Note: Inclusive Communities and Robust Causality: The Constant Struggle to Balance Access to the Courts with Protection for Defendants
By Claire Williams. Full text here.
Access to housing has been a central issue throughout much of the United States’ history. Both government and private actors furthered and reinforced segregated and substandard housing for people of color. From the time of its passage, the Fair Housing Act and antidiscrimination litigation has been an important tool for parties to combat the legacy of past discrimination, as well as continuing discrimination in housing. The Supreme Court has recently added to that toolbox by extending disparate impact liability to cases brought under the Fair Housing Act, but it also introduced a robust causality standard as a check on disparate impact.

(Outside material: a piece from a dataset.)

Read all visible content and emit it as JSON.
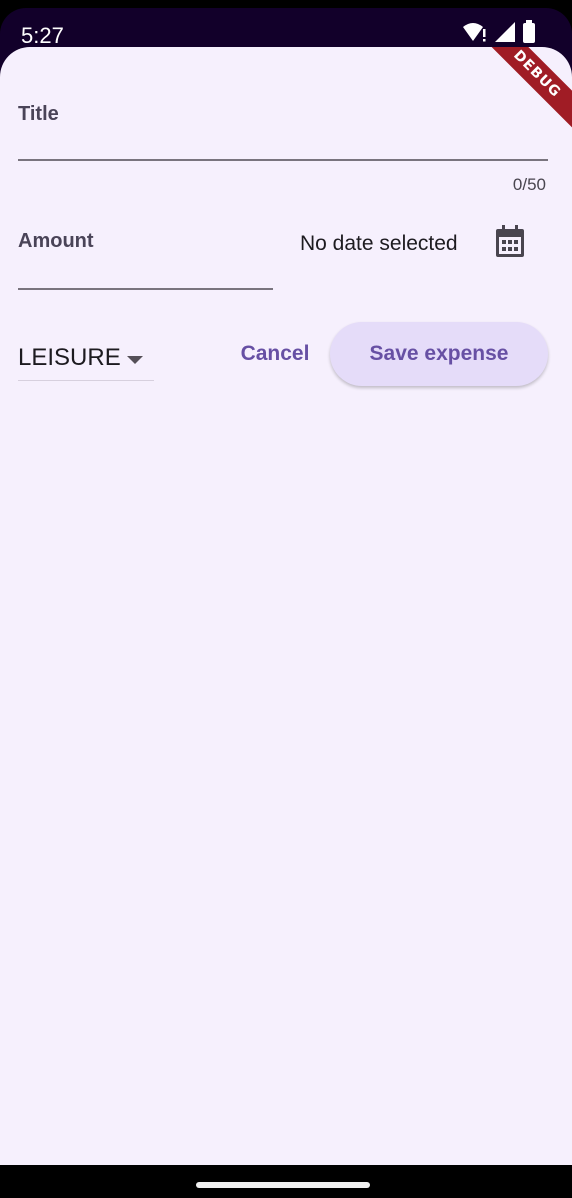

This Note argues that the robust causality standard should be abandoned because it is an unnecessary and redundant standard, given the protections for defendants that are already in place for disparate impact litigation. Robust causality is in conflict with Supreme Court precedent and fundamental principles of pleading, and lacks sufficient guidance to assist lower courts in reconciling the new standard with the existing principles of pleading doctrine. Additionally, the practical underpinnings of robust causality is designed to give deference to housing decisions made by zoning and other government officials, but those are precisely the actors who continue trends in housing segregation. Instead of relying on robust causality, courts should use the current tests and frameworks that apply to disparate impact litigation in other discrimination lawsuits. Those principles already provide sufficient doctrinal and practical protection for defendants, leading to many disparate impact suits being dismissed early in litigation.
While the robust causality standard may have been prompted by a desire to prevent perverse outcomes under the Fair Housing Act, where landlords could use disparate impact litigation to escape their responsibilities to provide adequate housing, disparate impact litigation should not be curtailed by introducing a robust causality standard because it is still an important tool in dismantling barriers to discrimination-free housing.